Rogue waves are unpredictable and pose a danger to ships and offshore infrastructure. Photo: Matt Hardy//Unsplash
Rogue waves were once thought to be the stuff of sailing legend, but they are all too real. Defined as a wave that is more than twice the height of the average waves around them, the massive, unpredictable beasts are not only dangerous, but also more common than previously believed. However, a new tool is being developed that can give sailors enough time to do something about it.
The tool was created by Balakumar Balachandran and Thomas Breunung, two researchers in the University of Maryland’s (UMD) Department of Mechanical Engineering. In a study published in the journal Scientific Reports, the pair described how they trained a neural network to identify ocean waves that will be followed by rogue waves. This was done by feeding the network a dataset consisting of 14-million, 30-minute-long samples of sea surface elevation measurements from 172 buoys located near the shores of the continental United States and Pacific Islands.
As a result, the tool was able to correctly predict 73 percent of rogue waves five minutes before they happened. That sort of advanced warning could give sailors and workers on offshore structures valuable time to seek shelter, perform emergency shutdowns or evacuate crew.
To confirm their findings, the system was further tested with data from buoys that weren’t in the original dataset. When the tool was able to still predict rogue waves with the new data, the researchers knew they were on to something. “That told us that whatever relationship we came up with was fairly universal,” explained Balachandran.

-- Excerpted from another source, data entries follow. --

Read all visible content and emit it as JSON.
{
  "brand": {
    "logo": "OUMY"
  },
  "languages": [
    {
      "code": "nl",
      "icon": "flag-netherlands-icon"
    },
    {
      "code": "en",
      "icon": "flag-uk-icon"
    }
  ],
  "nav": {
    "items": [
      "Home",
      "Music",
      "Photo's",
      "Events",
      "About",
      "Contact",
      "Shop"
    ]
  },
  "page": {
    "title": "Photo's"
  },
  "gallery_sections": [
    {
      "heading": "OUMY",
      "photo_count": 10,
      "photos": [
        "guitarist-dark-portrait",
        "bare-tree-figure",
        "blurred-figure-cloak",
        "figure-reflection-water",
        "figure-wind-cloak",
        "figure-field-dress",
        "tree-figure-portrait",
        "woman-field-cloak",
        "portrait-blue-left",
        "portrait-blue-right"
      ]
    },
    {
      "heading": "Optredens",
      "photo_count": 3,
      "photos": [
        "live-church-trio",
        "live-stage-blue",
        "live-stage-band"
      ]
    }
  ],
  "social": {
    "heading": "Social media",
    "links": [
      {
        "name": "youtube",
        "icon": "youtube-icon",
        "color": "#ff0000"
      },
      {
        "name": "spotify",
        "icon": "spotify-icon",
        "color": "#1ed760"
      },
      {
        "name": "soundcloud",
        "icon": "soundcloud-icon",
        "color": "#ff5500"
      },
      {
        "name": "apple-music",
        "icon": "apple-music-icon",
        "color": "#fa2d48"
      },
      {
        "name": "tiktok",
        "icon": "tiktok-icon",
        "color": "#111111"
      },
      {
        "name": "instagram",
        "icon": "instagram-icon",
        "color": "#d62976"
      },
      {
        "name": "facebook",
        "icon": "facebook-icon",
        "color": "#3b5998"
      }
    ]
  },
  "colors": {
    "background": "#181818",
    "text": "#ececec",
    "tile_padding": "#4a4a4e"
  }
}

Though the tool is not perfect (there are still the one out of four waves that the network missed), Breunung and Balukumar hope to further improve the system by incorporating physical quantities such as water depths, wind speeds, and buoy locations. “While the success rates of our approach are encouraging, the utilized neural network allows us to draw only limited conclusions about the fundamental physics of rogue wave events,” said Breunung in a UMD press release. “As researchers, we are now more motivated than ever to utilize similar approaches to gain a deeper understanding of rogue waves.”
They also believe the significance of their findings could extend beyond just rogue waves. “Rogue waves are one type of extreme event,” added Balachandran. “Our data-driven approach could be useful for understanding and predicting other extreme events associated with for example, climate change and combustion process.”